It was the latest in a series of retaliatory attacks on the Web sites of multinational companies and other organizations that Internet activists deemed hostile to the WikiLeaks anti-secrecy organization and its jailed founder, Julian Assange, The New York Times reported.
Earlier, Internet activists brought down the Swedish government's Web site and threatened more attacks in an escalating cyber battle.
The official Swedish site was offline for several hours overnight with a message saying the site could not be accessed, Britain's Daily Telegraph said.
Swedish prosecutors issued an international arrest warrant against Assange on sexual assault allegations.

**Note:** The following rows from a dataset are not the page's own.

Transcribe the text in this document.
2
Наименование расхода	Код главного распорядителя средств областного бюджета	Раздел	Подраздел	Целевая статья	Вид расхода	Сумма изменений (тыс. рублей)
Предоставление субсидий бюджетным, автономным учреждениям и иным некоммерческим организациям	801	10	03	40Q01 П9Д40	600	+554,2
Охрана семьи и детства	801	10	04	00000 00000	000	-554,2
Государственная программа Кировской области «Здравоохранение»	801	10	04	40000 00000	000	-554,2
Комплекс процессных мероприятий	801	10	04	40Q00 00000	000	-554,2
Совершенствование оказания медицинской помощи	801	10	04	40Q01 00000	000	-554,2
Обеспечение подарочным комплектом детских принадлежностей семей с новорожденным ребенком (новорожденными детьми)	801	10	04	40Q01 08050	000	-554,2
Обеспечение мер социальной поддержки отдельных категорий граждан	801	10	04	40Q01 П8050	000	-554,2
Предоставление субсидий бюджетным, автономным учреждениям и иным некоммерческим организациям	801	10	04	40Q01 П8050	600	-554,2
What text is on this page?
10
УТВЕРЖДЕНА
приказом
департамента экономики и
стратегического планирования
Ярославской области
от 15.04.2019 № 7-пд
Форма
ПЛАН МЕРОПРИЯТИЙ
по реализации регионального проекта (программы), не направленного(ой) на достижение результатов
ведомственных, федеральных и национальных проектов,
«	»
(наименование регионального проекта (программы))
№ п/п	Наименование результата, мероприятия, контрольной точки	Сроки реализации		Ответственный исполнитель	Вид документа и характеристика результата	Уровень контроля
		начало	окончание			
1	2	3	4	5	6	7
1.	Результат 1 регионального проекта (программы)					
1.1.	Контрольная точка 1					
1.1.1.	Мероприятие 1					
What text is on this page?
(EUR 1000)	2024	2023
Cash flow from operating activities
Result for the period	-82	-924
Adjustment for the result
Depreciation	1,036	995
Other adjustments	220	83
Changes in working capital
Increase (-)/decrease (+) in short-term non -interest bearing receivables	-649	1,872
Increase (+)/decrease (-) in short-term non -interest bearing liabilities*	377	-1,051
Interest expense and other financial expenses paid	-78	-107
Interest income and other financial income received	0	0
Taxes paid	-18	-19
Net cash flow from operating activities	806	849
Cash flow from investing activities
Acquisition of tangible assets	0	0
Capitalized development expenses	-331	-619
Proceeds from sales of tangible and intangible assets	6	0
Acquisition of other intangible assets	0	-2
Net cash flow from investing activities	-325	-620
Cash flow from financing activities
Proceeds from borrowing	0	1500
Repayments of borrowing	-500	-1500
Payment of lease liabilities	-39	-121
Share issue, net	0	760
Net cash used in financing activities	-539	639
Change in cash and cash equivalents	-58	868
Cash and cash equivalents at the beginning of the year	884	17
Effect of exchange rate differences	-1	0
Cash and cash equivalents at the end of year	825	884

Commercial Web sites, including Visa and MasterCard, already had been blitzed after saying they no longer would do business with WikiLeaks, the whistle-blowing Web site that recently made available more than 250,000 U.S. State Department cables, some of which were included in several newspaper articles.
A group called "Anonymous" claimed responsibility for the attacks, saying they were carrying out "Operation Payback."
Dutch authorities said they arrested a 16-year-old boy suspected of being involved in attacks on the Web sites of MasterCard and Visa, The Wall Street Journal reported.
Assange was in a London jail after he surrendered to authorities earlier this week. The charges filed by Swedish prosecutors are not related to WikiLeaks, and Assange said the sexual assault allegations are part of a smear campaign.
A 22-year-old software engineer in London who goes by the moniker "Coldblood" said the cyberattacks by Anonymous aren't over, several British publications reported. Actions so far have been a "distributed denial of service," in which the target site is hit with a huge number of visitors intent on forcing the site to exceed its capacity and crash.
"The campaign is not over, it's still going strong. More and more people are joining," the Telegraph reported Coldblood as saying. "I see this as becoming a war -- but not a traditional war. This is a war of data. We are trying to keep the Internet free for everyone."
Coldblood said Web sites seen as "bowing down to government pressure" are targets, The Daily Mail reported.
"We feel that WikiLeaks has become more than just about leaking of documents, it has become a war ground, the people versus the government," Coldblood said. "The idea is not to wipe them off but to give the companies a wake-up call."
Anonymous has been tied to attacks on Web sites belonging to the Church of Scientology and the music industry.